Mark and Alice made their home in North Garland. It was here at the old family home that their first child was born, Minion ValGean Leavitt. When Gean was two years old the family rented a home from a druggist, Mr. Rite. They then moved to Garland. At this time their second child was born at Fielding, Utah; a boy, Frank LeRay Leavitt.

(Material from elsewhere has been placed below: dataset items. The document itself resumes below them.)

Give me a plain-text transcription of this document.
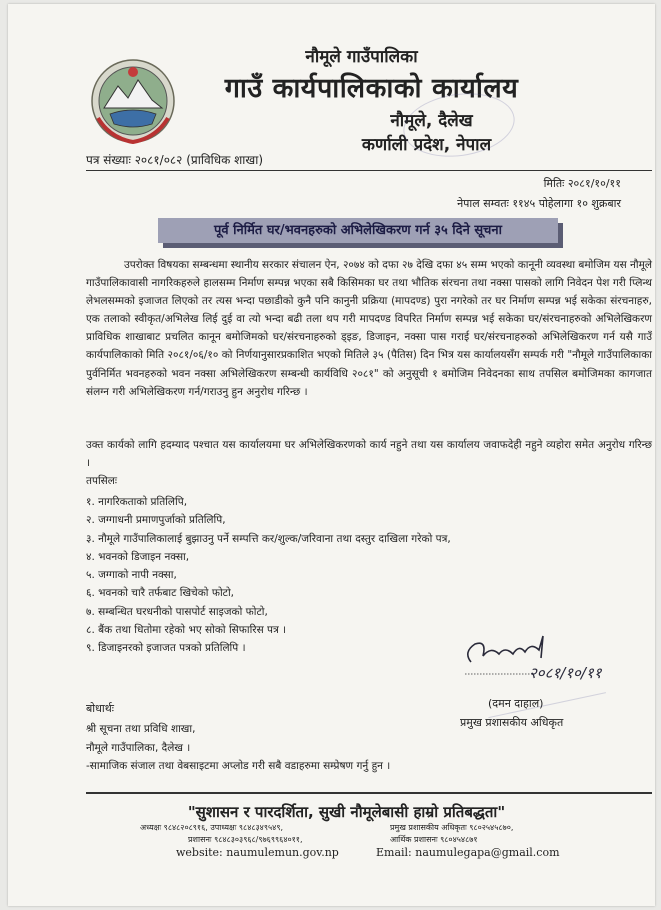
नौमूले गाउँपालिका
गाउँ कार्यपालिकाको कार्यालय
नौमूले, दैलेख
कर्णाली प्रदेश, नेपाल
पत्र संख्याः २०८१/०८२ (प्राविधिक शाखा)
मितिः २०८१/१०/११
नेपाल सम्वतः ११४५ पोहेलागा १० शुक्रबार
पूर्व निर्मित घर/भवनहरुको अभिलेखिकरण गर्न ३५ दिने सूचना
उपरोक्त विषयका सम्बन्धमा स्थानीय सरकार संचालन ऐन, २०७४ को दफा २७ देखि दफा ४५ सम्म भएको कानूनी व्यवस्था बमोजिम यस नौमूले गाउँपालिकावासी नागरिकहरुले हालसम्म निर्माण सम्पन्न भएका सबै किसिमका घर तथा भौतिक संरचना तथा नक्सा पासको लागि निवेदन पेश गरी प्लिन्थ लेभलसम्मको इजाजत लिएको तर त्यस भन्दा पछाडीको कुनै पनि कानुनी प्रक्रिया (मापदण्ड) पुरा नगरेको तर घर निर्माण सम्पन्न भई सकेका संरचनाहरु, एक तलाको स्वीकृत/अभिलेख लिई दुई वा त्यो भन्दा बढी तला थप गरी मापदण्ड विपरित निर्माण सम्पन्न भई सकेका घर/संरचनाहरुको अभिलेखिकरण प्राविधिक शाखाबाट प्रचलित कानून बमोजिमको घर/संरचनाहरुको ड्इङ, डिजाइन, नक्सा पास गराई घर/संरचनाहरुको अभिलेखिकरण गर्न यसै गाउँ कार्यपालिकाको मिति २०८१/०६/१० को निर्णयानुसारप्रकाशित भएको मितिले ३५ (पैतिस) दिन भित्र यस कार्यालयसँग सम्पर्क गरी "नौमूले गाउँपालिकाका पुर्वनिर्मित भवनहरुको भवन नक्सा अभिलेखिकरण सम्बन्धी कार्यविधि २०८१" को अनुसूची १ बमोजिम निवेदनका साथ तपसिल बमोजिमका कागजात संलग्न गरी अभिलेखिकरण गर्न/गराउनु हुन अनुरोध गरिन्छ ।
उक्त कार्यको लागि हदम्याद पश्चात यस कार्यालयमा घर अभिलेखिकरणको कार्य नहुने तथा यस कार्यालय जवाफदेही नहुने व्यहोरा समेत अनुरोध गरिन्छ ।
तपसिलः
१. नागरिकताको प्रतिलिपि,
२. जग्गाधनी प्रमाणपुर्जाको प्रतिलिपि,
३. नौमूले गाउँपालिकालाई बुझाउनु पर्ने सम्पत्ति कर/शुल्क/जरिवाना तथा दस्तुर दाखिला गरेको पत्र,
४. भवनको डिजाइन नक्सा,
५. जग्गाको नापी नक्सा,
६. भवनको चारै तर्फबाट खिचेको फोटो,
७. सम्बन्धित घरधनीको पासपोर्ट साइजको फोटो,
८. बैंक तथा धितोमा रहेको भए सोको सिफारिस पत्र ।
९. डिजाइनरको इजाजत पत्रको प्रतिलिपि ।
२०८१/१०/११
(दमन दाहाल)
प्रमुख प्रशासकीय अधिकृत
बोधार्थः
श्री सूचना तथा प्रविधि शाखा,
नौमूले गाउँपालिका, दैलेख ।
-सामाजिक संजाल तथा वेबसाइटमा अप्लोड गरी सबै वडाहरुमा सम्प्रेषण गर्नु हुन ।
"सुशासन र पारदर्शिता, सुखी नौमूलेबासी हाम्रो प्रतिबद्धता"
अध्यक्षः ९८४८२०८९१६, उपाध्यक्षः ९८४८३४९५४९,
प्रशासनः ९८४८३०३९६८/९७६९९६४०११,
प्रमुख प्रशासकीय अधिकृतः ९८०२५४५८७०,
आर्थिक प्रशासनः ९८०४५४८७१
website: naumulemun.gov.np	Email: naumulegapa@gmail.com
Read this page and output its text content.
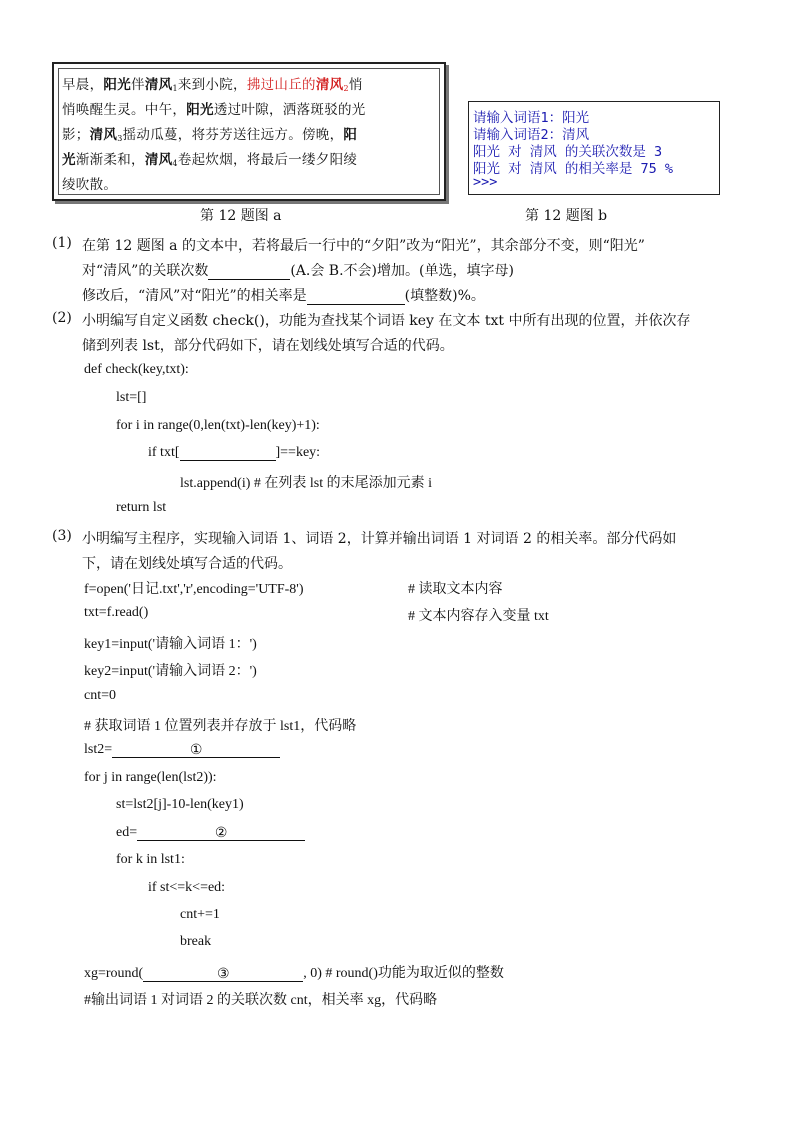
早晨，阳光伴清风$_1$来到小院，拂过山丘的清风$_2$悄
悄唤醒生灵。中午，阳光透过叶隙，洒落斑驳的光
影；清风$_3$摇动瓜蔓，将芬芳送往远方。傍晚，阳
光渐渐柔和，清风$_4$卷起炊烟，将最后一缕夕阳绫
绫吹散。
第 12 题图 a
请输入词语1：阳光
请输入词语2：清风
阳光 对 清风 的关联次数是 3
阳光 对 清风 的相关率是 75 %
>>>
第 12 题图 b
(1) 在第 12 题图 a 的文本中，若将最后一行中的“夕阳”改为“阳光”，其余部分不变，则“阳光”
对“清风”的关联次数	(A.会 B.不会)增加。(单选，填字母)
修改后，“清风”对“阳光”的相关率是	(填整数)%。
(2) 小明编写自定义函数 check()，功能为查找某个词语 key 在文本 txt 中所有出现的位置，并依次存
储到列表 lst，部分代码如下，请在划线处填写合适的代码。
def check(key,txt):
lst=[]
for i in range(0,len(txt)-len(key)+1):
if txt[	]==key:
lst.append(i) # 在列表 lst 的末尾添加元素 i
return lst
(3) 小明编写主程序，实现输入词语 1、词语 2，计算并输出词语 1 对词语 2 的相关率。部分代码如
下，请在划线处填写合适的代码。
f=open('日记.txt','r',encoding='UTF-8')	# 读取文本内容
txt=f.read()	# 文本内容存入变量 txt
key1=input('请输入词语 1：')
key2=input('请输入词语 2：')
cnt=0
# 获取词语 1 位置列表并存放于 lst1，代码略
lst2=	①
for j in range(len(lst2)):
st=lst2[j]-10-len(key1)
ed=	②
for k in lst1:
if st<=k<=ed:
cnt+=1
break
xg=round(	③	, 0) # round()功能为取近似的整数
#输出词语 1 对词语 2 的关联次数 cnt，相关率 xg，代码略
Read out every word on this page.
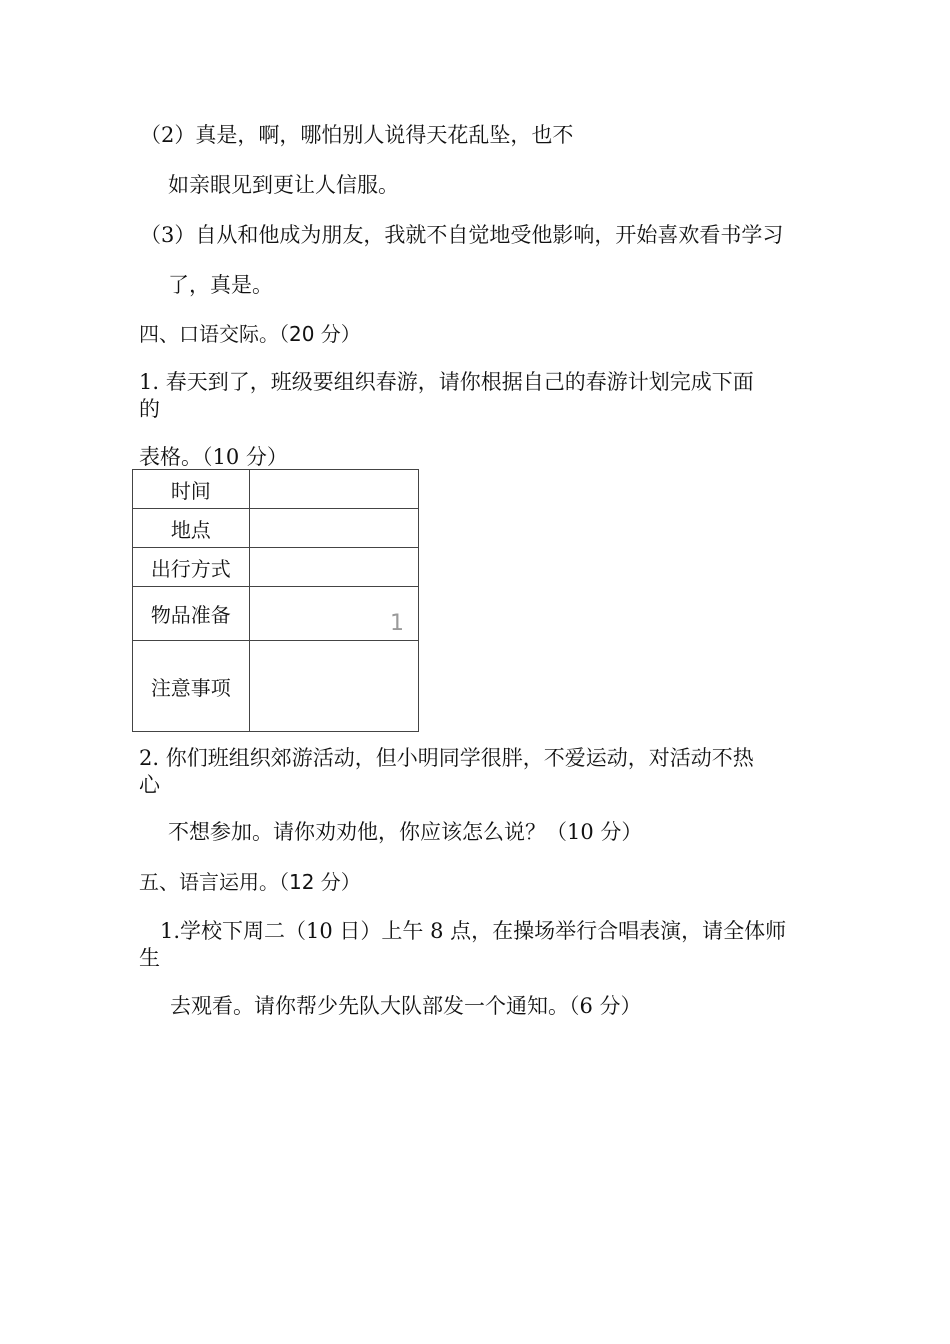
（2）真是，啊，哪怕别人说得天花乱坠，也不

如亲眼见到更让人信服。

（3）自从和他成为朋友，我就不自觉地受他影响，开始喜欢看书学习

了，真是。

四、口语交际。（20 分）

1. 春天到了，班级要组织春游，请你根据自己的春游计划完成下面

的

表格。（10 分）

时间	
地点	
出行方式	
物品准备	1

注意事项	

2. 你们班组织郊游活动，但小明同学很胖，不爱运动，对活动不热

心

不想参加。请你劝劝他，你应该怎么说？（10 分）

五、语言运用。（12 分）

1.学校下周二（10 日）上午 8 点，在操场举行合唱表演，请全体师

生

去观看。请你帮少先队大队部发一个通知。（6 分）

Mark was now working in the butcher shop, but seemed it was time for another venture so he rented the old Garland Hotel, then known as the Lawson Hotel. This he managed for two years. For many years while living in Garland area Mark drove the Hearse. In those days a black or grey team was the custom. Baseball and all kinds of sports were a part of his life. He raised and broke horses being a fine horseman. He and several other men bought a Percheron stallion and he cared for and stood this horse Carmire for several years. Mark and his brother Julian Leavitt bought a Hamiltonion horse by the name of Harimon, they race him at the old Lagoon track and later sold him for a good profit. They moved back to North Garland and Mark went to Wyoming to work for Austin Bros. Livestock Co. He took a fine Hamiltonian Stallion with him and sold him there.

 

Their third child, a son Horace Thales Leavitt was born at the old home in North Garland. When Mark returned after a year in Wyoming the family moved to a place called “Thirteen” west of Tremonton, Utah. Here Mark took care of the cattle for Patterson Livestock Co. in the winter feeding, and in the summer putting up the wild hay. The next move was to "Salt Creek" where Mark took over the farming of 120 acres of irrigated land for the same company, as well as breaking draft horses for them. He did this for two years.

 

It was at the home of Alice's parents that their fourth child was born. A daughter being given the name of Alice Cynthia Leavitt. In the fall of 1920 the family moved to Blue Creek where they purchased a dry farm from a Mr. Samuelson. The third year Mark took on the job of County road supervisor. It was horse drawn graders and dump board gravel wagons. About this time most of the main road to Blue Creek and on to Snowville was taken over by the State Highway Dept. which involved larger graders from the four horse drawn to a twelve horse drawn. Mark then took over the management of the M. &. L. ranch in Blue Creek. He employed two men year round and four to twelve summer and fall. His food wife, Alice, cooking and caring for all these people besides her own family. His interest in horses and his dealing in them never stopped. For several years horse buyers from California and Oregon came and he supplied them with fine horses. He managed the Saturday night dances at Howell for many years. He was involved in the promotion of the 4th of July and 24th of July celebration.

 

He taught his boys to fish, hunt and to do all things that young men enjoy. He enjoyed and loved his small daughter, He was a strict man, a good teacher, a fine horseman and a good friend; having friends from Cache Valley to the Nevada line. He was a good neighbor and a sponsor for all civic activities.

 

His life was ended at the early age of 41. He was killed in an automobile accident February 3, 1927. About one half mile east of the Heb Stohl ranch on the road to Blue Creek. He was buried in the Fielding Cemetery.